Das gilt für Meningokokken-Erkrankungen generell: Die Häufigkeit von Erkrankungen ist so gering, dass viele, auch schwerere Impfnebenwirkungen, häufiger auftreten als die Erkrankung selbst (eine Ausnahme ist die Serogruppe B bei den Kindern unter einem Lebensjahr, die jedoch mit den vorhandenen Impfstoffen nicht geimpft werden können).

Zwar ist es verständlich, einen Impfstoff nutzen zu wollen, der mehr Serotypen abdeckt, um beispielsweise Replacement-Effekten (dem häufigeren Auftreten von Serotypen, die nicht von den Impfstoffen abgedeckt werden) vorzubeugen.
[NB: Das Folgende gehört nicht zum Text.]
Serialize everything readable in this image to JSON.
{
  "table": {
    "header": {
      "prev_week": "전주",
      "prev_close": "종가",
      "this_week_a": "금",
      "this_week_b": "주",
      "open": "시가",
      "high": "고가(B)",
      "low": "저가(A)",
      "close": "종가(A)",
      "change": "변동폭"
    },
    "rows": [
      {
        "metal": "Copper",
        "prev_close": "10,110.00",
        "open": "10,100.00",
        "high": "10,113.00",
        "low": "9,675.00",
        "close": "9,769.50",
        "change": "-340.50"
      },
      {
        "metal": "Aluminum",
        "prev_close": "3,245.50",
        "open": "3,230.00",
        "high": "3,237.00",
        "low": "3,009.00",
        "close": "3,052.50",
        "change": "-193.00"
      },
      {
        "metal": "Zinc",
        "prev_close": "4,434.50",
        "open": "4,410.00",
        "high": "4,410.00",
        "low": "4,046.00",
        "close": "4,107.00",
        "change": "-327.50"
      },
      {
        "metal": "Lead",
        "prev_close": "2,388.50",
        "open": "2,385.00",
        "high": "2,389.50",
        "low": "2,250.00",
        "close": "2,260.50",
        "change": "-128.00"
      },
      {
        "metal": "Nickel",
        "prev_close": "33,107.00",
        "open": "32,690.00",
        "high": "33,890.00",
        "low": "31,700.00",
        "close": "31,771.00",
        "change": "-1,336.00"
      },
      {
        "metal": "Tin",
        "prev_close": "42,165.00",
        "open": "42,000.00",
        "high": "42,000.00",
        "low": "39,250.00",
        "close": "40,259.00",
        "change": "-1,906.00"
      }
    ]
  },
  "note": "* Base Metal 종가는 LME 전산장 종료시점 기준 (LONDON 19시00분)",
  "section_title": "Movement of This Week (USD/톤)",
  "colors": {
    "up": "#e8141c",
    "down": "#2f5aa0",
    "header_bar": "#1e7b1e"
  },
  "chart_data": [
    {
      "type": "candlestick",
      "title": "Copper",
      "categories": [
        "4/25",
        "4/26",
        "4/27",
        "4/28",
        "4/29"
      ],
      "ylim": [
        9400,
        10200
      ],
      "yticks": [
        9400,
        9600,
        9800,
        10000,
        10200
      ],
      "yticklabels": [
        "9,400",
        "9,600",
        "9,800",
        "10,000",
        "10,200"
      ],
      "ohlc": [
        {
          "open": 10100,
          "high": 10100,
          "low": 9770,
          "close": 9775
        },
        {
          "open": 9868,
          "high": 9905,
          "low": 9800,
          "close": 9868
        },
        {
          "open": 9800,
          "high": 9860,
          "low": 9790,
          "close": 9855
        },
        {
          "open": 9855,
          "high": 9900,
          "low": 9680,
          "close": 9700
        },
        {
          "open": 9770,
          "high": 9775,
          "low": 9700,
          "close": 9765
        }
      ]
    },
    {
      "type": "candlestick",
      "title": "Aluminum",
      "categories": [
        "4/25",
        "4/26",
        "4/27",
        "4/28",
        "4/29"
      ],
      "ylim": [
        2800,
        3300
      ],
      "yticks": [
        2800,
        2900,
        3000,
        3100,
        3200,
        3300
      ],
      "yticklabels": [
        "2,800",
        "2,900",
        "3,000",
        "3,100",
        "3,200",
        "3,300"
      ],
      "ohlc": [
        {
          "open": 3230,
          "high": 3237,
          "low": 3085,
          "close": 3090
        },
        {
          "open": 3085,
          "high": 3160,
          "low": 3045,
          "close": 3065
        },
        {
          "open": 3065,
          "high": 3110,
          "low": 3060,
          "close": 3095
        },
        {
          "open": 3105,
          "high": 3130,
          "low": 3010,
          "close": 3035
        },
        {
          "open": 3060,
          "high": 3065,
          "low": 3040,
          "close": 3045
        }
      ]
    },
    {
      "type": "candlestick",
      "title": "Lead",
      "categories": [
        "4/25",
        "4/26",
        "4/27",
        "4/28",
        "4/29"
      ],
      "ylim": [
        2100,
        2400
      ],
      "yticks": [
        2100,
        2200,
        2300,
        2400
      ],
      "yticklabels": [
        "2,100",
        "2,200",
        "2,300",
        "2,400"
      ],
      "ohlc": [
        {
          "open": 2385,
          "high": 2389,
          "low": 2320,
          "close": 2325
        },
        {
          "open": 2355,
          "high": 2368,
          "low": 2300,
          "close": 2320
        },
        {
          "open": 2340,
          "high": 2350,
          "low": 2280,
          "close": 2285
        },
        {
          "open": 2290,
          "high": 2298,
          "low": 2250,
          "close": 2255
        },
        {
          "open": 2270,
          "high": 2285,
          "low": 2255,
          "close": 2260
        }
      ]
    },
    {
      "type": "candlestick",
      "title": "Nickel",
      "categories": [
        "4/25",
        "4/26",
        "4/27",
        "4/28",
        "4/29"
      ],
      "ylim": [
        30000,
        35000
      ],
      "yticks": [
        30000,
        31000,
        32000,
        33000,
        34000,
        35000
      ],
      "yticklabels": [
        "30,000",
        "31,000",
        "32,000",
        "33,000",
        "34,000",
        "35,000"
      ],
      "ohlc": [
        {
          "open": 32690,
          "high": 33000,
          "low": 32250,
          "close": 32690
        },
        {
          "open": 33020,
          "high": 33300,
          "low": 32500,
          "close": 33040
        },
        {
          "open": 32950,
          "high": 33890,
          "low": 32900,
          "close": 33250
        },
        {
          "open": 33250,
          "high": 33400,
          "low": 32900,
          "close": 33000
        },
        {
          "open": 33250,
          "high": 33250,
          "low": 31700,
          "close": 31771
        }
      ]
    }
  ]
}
Die epidemiologische Datenlage sowie die verfügbaren Daten zum Impfstoff sind jedoch nicht ausreichend, um eine allgemeine Impfempfehlung zu unterstützen.

ÄFI hat entsprechend der Änderungen der STIKO-Empfehlungen außerplanmäßig seinen Fachbeitrag zu Meningokokken aktualisiert. Die nächste planmäßige Aktualisierung erfolgt im März 2026.